Kubernetes cluster type:

OpenShift (ocp 4.11 rc6)

$ operator-sdk version

operator-sdk version: "v1.22.2", commit: "da3346113a8a75e11225f586482934000504a60f", kubernetes version: "1.24.1", go version: "go1.18.4", GOOS: "linux", GOARCH: "amd64"

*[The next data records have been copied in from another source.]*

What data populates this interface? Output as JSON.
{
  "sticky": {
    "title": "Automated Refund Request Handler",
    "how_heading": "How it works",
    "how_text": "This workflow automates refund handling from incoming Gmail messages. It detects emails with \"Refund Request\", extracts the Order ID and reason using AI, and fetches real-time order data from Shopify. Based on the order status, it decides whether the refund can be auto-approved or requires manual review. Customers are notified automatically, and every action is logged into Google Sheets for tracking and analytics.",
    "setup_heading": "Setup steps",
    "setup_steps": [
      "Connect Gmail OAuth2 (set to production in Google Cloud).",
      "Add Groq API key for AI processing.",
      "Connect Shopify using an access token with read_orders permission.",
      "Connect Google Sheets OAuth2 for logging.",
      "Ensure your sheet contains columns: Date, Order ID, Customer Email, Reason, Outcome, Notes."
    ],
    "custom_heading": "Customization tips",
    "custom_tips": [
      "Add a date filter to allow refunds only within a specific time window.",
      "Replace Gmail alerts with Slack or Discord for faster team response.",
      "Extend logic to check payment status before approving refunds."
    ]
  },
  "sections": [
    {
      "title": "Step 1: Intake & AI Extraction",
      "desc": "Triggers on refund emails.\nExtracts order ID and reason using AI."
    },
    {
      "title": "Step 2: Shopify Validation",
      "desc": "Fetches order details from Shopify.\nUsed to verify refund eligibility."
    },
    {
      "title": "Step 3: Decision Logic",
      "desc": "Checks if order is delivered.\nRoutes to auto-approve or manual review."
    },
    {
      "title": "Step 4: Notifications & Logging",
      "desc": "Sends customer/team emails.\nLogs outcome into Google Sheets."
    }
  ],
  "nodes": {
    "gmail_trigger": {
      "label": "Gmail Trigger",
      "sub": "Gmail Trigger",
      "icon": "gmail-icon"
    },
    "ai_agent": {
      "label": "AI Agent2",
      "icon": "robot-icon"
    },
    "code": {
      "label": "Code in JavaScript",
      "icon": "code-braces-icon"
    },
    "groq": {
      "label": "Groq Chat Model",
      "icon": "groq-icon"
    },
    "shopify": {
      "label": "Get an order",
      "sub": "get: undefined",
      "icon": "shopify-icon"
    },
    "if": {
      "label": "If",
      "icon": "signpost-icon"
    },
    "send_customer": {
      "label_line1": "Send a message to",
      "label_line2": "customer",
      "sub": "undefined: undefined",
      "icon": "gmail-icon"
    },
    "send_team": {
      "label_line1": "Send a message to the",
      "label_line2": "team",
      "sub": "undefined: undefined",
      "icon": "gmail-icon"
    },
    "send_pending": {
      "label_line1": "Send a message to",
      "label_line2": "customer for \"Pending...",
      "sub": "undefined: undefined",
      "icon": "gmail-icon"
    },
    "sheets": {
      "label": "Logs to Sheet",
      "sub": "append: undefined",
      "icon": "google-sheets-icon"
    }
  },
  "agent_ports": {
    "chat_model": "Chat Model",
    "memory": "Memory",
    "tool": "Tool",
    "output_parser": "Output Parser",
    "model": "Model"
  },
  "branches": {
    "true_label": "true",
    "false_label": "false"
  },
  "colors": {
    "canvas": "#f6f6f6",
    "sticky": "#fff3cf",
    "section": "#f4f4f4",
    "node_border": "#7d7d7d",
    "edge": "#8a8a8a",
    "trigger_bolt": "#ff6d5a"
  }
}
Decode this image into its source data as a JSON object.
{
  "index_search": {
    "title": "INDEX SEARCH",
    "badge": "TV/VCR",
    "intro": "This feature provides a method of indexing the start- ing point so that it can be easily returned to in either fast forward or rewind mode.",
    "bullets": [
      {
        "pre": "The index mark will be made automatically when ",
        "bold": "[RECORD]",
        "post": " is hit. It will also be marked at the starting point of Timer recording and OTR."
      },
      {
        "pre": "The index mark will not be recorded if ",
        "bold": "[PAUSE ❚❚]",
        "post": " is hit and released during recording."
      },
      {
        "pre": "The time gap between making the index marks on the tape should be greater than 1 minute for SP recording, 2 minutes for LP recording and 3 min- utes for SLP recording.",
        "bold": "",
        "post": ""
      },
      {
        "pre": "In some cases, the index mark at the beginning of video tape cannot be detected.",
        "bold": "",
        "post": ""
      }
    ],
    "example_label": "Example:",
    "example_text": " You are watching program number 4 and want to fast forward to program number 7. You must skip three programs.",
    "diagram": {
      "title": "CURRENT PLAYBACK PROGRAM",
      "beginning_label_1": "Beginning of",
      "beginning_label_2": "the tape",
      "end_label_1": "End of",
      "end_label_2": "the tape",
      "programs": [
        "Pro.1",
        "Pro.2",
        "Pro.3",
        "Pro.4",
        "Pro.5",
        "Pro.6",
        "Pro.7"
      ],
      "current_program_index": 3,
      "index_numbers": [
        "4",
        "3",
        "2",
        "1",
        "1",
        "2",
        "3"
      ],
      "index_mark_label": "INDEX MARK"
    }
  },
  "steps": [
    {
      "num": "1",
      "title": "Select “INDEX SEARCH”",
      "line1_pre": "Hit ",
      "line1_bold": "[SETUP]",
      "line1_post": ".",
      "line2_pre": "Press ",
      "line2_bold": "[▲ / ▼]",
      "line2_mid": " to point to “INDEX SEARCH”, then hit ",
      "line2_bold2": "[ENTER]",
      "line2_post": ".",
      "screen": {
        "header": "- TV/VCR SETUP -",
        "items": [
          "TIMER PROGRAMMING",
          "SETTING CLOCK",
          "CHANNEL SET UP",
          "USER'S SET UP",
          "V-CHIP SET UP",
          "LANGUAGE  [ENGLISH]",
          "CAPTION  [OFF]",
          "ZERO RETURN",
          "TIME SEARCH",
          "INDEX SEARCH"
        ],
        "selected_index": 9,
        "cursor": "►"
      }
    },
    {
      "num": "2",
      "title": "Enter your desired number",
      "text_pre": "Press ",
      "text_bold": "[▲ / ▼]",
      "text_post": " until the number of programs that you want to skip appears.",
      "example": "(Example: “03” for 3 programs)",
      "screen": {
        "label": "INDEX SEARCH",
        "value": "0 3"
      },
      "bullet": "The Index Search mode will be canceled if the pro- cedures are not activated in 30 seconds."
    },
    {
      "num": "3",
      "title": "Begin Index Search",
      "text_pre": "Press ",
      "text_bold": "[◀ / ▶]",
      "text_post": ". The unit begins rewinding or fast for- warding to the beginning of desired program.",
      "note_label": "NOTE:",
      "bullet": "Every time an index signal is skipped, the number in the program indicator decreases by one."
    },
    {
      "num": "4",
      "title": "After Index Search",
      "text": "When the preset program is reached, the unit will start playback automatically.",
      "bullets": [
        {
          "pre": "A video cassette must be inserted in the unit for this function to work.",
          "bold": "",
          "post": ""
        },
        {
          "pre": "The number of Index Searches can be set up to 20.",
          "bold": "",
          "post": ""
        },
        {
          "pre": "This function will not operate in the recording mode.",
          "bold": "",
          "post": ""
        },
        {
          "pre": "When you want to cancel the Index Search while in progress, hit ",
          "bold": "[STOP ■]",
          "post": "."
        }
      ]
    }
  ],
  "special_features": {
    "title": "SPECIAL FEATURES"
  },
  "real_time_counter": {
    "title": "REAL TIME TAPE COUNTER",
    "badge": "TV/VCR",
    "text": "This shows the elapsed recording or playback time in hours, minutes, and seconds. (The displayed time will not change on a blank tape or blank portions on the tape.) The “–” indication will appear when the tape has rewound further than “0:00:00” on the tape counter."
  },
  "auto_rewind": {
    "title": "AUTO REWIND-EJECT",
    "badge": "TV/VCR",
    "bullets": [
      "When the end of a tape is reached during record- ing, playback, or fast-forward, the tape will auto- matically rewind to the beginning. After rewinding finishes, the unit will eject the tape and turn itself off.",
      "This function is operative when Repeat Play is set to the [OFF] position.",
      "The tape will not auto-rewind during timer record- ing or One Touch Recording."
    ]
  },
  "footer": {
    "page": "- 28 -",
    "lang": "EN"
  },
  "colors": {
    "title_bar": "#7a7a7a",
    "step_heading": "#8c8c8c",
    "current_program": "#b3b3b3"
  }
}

$ go version (if language is Go)

go version go1.17.11 linux/amd64

$ kubectl version

Client Version: version.Info{Major:"1", Minor:"23", GitVersion:"v0.23.0", GitCommit:"6db43e22ecffd58dbd1cfb3b245967bde98f9a66", GitTreeState:"clean", BuildDate:"2022-03-14T13:42:44Z", GoVersion:"go1.17.5", Compiler:"gc", Platform:"linux/amd64"}
Server Version: version.Info{Major:"1", Minor:"24", GitVersion:"v1.24.0+9546431", GitCommit:"0a57f1f59bda75ea2cf13d9f3b4ac5d202134f2d", GitTreeState:"clean", BuildDate:"2022-07-08T19:55:26Z", GoVersion:"go1.18.1", Compiler:"gc", Platform:"linux/amd64"}

jotak avatar Aug 09 '22 11:08 jotak

PS: I saw this issue that could be similar: https://github.com/operator-framework/operator-sdk/issues/5773 , but since symptoms seem different, I opened a new one

jotak avatar Aug 09 '22 11:08 jotak

Found a workaround, inspired by https://github.com/operator-framework/operator-sdk/issues/5946 Using --index-image pointing to my operator-sdk cli version worked:

operator-sdk run bundle quay.io/netobserv/network-observability-operator-bundle:v0.1.3 --index-image quay.io/operator-framework/opm:v1.22

operator-sdk run bundle-upgrade quay.io/netobserv/network-observability-operator-bundle:v0.1.4

jotak avatar Aug 09 '22 11:08 jotak

@jotak here's the temporary workaround for this issue before we pin opm's version: https://github.com/operator-framework/operator-registry/issues/984#issuecomment-1175091401

Feel free to reopen this issue if you're still seeing issues with run bundle-upgrade.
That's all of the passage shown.